My early life defnitely played a major role in my later life. I had a very exacting mother and although she wanted me to get a college degree so I could aim higher in my future employment than she did (she was a secretary), my mother trained me so well that I followed in her footsteps instead. I only completed two and a half years of college so that I could get married and have a family. And when I became a divorcee with two toddlers after 12 years of marriage and had to get a job asap, I attended a business college and completed their legal secretarial certification program in nine months and promptly went to work for a law firm. I kept a legal secretarial career for over 30 years because I didn’t have the funds or time to go back to school. I am now retired but enjoy an online social/reading life with a few reading groups and blogs, which is a natural fit after my loooong secretarial life. Thanks for the interesting post and question, Nancy. Also, re Terry’s comment above, I grew up on a ranch-farm and to this day love reading western romances and watching all the old western TV shows.
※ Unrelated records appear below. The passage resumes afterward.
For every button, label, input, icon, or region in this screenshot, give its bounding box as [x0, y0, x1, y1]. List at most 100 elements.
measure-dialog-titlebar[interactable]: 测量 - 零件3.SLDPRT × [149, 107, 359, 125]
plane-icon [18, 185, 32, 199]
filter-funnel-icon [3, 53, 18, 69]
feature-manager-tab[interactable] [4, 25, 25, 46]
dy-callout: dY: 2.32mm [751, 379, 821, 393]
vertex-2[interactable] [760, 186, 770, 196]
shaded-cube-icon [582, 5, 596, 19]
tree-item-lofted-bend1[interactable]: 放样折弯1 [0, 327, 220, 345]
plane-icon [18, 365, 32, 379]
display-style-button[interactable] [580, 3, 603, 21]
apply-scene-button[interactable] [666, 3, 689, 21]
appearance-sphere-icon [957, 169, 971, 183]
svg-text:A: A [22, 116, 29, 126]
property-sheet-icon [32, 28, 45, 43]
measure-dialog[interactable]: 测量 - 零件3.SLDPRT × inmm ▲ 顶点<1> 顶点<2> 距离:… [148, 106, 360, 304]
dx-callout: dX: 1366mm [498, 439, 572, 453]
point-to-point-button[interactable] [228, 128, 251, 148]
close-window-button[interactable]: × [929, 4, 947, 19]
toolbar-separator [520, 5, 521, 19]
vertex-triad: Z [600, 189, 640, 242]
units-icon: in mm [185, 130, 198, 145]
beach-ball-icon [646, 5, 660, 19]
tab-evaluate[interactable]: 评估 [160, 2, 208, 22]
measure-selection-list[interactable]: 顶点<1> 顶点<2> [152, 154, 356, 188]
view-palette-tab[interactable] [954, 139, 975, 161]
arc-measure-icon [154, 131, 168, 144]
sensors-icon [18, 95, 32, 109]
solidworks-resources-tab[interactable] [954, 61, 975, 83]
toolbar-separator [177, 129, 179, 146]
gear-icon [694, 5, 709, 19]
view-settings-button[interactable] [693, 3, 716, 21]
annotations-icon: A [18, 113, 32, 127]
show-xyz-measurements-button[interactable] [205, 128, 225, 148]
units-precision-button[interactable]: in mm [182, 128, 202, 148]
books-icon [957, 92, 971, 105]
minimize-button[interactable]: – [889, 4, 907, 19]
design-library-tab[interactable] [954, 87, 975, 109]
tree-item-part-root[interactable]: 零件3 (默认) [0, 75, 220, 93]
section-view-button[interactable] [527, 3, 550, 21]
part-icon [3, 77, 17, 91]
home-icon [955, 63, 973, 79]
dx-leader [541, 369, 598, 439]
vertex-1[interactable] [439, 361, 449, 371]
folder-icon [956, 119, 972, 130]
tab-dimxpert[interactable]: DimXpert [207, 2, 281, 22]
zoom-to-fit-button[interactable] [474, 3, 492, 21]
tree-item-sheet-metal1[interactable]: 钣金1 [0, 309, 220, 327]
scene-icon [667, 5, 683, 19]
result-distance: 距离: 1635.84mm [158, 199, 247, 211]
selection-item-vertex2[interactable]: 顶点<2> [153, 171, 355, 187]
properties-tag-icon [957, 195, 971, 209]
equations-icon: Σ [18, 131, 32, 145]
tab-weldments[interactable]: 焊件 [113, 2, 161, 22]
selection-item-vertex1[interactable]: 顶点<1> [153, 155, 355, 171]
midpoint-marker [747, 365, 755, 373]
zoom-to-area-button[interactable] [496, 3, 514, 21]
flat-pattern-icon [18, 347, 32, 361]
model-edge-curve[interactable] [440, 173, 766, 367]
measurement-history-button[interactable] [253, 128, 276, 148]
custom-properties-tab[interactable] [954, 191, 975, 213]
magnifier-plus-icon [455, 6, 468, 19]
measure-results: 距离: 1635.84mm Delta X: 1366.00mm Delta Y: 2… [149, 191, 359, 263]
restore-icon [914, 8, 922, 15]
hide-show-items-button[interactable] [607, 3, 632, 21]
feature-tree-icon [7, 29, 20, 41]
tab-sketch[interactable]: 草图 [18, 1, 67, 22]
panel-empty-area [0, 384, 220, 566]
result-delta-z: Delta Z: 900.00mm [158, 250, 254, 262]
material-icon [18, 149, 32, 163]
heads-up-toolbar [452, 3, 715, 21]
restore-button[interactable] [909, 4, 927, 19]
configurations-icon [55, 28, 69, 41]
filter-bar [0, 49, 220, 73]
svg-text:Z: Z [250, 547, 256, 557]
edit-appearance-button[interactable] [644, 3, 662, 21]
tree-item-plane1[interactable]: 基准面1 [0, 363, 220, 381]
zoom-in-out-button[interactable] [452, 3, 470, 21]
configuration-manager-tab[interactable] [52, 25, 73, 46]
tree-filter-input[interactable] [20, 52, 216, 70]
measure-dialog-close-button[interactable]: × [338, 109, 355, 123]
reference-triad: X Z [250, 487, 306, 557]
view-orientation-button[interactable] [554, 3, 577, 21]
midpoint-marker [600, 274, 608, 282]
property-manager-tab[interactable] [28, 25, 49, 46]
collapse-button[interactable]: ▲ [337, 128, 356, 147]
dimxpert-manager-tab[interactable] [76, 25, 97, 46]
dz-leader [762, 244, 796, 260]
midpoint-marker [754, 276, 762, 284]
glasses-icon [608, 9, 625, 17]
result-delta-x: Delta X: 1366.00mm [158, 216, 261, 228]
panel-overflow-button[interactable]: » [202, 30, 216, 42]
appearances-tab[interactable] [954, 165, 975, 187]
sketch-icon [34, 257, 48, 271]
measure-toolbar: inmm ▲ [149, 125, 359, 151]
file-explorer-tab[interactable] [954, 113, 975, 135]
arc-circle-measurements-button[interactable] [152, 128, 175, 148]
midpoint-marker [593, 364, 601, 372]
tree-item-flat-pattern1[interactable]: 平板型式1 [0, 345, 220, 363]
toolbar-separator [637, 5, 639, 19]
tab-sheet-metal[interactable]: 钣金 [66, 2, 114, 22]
I still like the term “secretary” even though it’s passe. Now you’re called an administrative assistant. Same job, different title. Good for you on finishing school and getting certified after your divorce. That must have taken a lot of fortitude and determination.
I think I wanted to be a cowboy…at least, those are the photos I see of me…little cowboy suit + hat. Funny thing, I don’t know that I’ve ever ridden a horse!
You don’t need a horse to LOOK like a cowboy. Just get yourself a good hat and boots. Good for a Halloween costume.
I had a lot of unstructured play as a child, allowing me to create stuff with wood scraps and nails, cook out over campfires, bog in the mud, climb trees, but most important of all, to have time to daydream. Sometimes I think that was the most important part, to imagine myself as this or that. I didn’t limit myself to human careers like astronaut or doctor, though at one point I wanted to be both, but I also wanted to grow up to be an eagle and a dolphin and have Mary Poppins as my nanny.
You were certainly imaginative, and now we are lucky to benefit from the stories you create.
Thanks Nancy for a bit of “background” on you. When I was a kid, I used to cut pictures of food out of my mom’s discarded magazines. I would use the pictures to play restaurant. My dolls were my customers. As an adult, I have had no desire to become a chef nor own a restaurant. But, I’ve raised my four (now adult) children with plenty of good home cooked food on the table as well as baking many a dozen of treats for our 15 grandchildren & 1 great-grandchild.
I love your choice of role playing. As an adult, you transferred your play to the home kitchen and made it come true that way.
I played teacher as a youngster and did get a degree in education but then went on to law school and have been a lawyer for 37 years and a mediator for 29–still teaching people how to resolve disputes.
So you did become a teacher but in a different field than education.